先ずは、不折のプロフィールがわりに、油彩の風景画の方を掲げる。官展の審査官も勤めた写実の力量が、並々ならぬのがわかってもらえるだろう。
ここから、スケッチ調のモノクロの絵。ただし、これらの絵は、短文を添えた紀行画集として出版されたもので、手遊びではなく独立した作品だ。現地写生に基づいている。現在の付近の様子を絵の下に写真で並べてみた。
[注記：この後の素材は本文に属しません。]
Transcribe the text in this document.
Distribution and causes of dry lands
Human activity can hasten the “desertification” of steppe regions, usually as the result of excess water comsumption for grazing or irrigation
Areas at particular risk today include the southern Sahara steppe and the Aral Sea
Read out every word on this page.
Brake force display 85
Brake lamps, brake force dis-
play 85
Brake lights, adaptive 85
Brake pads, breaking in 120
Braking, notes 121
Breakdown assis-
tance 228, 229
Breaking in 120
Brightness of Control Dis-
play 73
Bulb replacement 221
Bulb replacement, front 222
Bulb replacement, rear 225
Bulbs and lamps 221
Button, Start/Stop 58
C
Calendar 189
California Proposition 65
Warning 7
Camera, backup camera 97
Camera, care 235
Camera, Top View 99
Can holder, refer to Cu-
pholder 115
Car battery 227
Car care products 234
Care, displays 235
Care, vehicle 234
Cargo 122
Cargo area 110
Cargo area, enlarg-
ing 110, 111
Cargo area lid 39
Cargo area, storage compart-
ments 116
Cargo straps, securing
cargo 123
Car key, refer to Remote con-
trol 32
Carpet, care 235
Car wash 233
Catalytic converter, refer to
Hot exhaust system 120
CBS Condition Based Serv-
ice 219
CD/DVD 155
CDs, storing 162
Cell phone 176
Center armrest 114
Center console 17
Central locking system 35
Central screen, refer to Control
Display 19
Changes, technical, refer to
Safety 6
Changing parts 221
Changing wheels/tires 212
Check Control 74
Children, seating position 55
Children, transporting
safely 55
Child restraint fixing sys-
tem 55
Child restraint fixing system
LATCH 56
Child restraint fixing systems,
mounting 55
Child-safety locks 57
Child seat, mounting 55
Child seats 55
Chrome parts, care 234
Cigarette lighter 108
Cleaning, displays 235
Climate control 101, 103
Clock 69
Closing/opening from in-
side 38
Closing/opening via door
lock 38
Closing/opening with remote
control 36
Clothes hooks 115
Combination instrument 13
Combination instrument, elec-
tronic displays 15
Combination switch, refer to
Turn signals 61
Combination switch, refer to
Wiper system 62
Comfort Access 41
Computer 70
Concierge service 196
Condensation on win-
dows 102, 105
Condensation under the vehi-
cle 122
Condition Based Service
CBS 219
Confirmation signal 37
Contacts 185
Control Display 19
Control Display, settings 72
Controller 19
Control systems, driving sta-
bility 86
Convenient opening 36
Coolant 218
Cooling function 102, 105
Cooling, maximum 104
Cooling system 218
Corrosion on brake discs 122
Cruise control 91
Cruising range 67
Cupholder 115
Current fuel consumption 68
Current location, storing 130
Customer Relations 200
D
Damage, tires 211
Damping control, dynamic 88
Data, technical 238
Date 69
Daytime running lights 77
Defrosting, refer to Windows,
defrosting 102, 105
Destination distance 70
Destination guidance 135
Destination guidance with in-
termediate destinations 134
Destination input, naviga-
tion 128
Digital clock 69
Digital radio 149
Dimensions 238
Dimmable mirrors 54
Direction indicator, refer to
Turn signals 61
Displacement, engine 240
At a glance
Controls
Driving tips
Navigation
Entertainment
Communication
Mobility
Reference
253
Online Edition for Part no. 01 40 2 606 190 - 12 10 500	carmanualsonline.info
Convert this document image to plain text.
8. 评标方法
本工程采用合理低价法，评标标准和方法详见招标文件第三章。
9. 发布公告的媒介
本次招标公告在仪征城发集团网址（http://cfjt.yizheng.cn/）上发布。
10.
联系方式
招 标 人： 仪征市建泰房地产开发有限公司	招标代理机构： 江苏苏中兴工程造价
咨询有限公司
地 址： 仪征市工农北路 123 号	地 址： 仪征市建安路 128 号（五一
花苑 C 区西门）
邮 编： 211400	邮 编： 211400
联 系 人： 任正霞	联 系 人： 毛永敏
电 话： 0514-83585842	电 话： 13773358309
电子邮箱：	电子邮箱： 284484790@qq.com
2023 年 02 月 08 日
明治時代生まれの、洋画黎明期に画技を磨いた画家には、一方で厚い写実の力を持ちながら、もう一方では、挿絵の仕事に余技とは言えない力量と味わいを見せる例がいくつもある。
その一例として、中村不折と同時代人で、官展を中心にやはり昭和時代まで長く活躍した中澤弘光の作品を以下に掲げる。
再び、不折の絵に戻る。
現在では、建物も道路の様子もすっかり変わり、どのポイントと確定するのがむつかしい場所の眺望を以下に並べる。
カラー印刷技術は高くなく、価格が高価にもなるため、多色刷りの画集にはならなかったと思われるが、不折の絵は、モノクロならではの味わいを、輪郭線の太さのバリエーションと柔らかさで醸し出している。
不折が当代の人気画家であり得た理由が、この画集からよくわかる。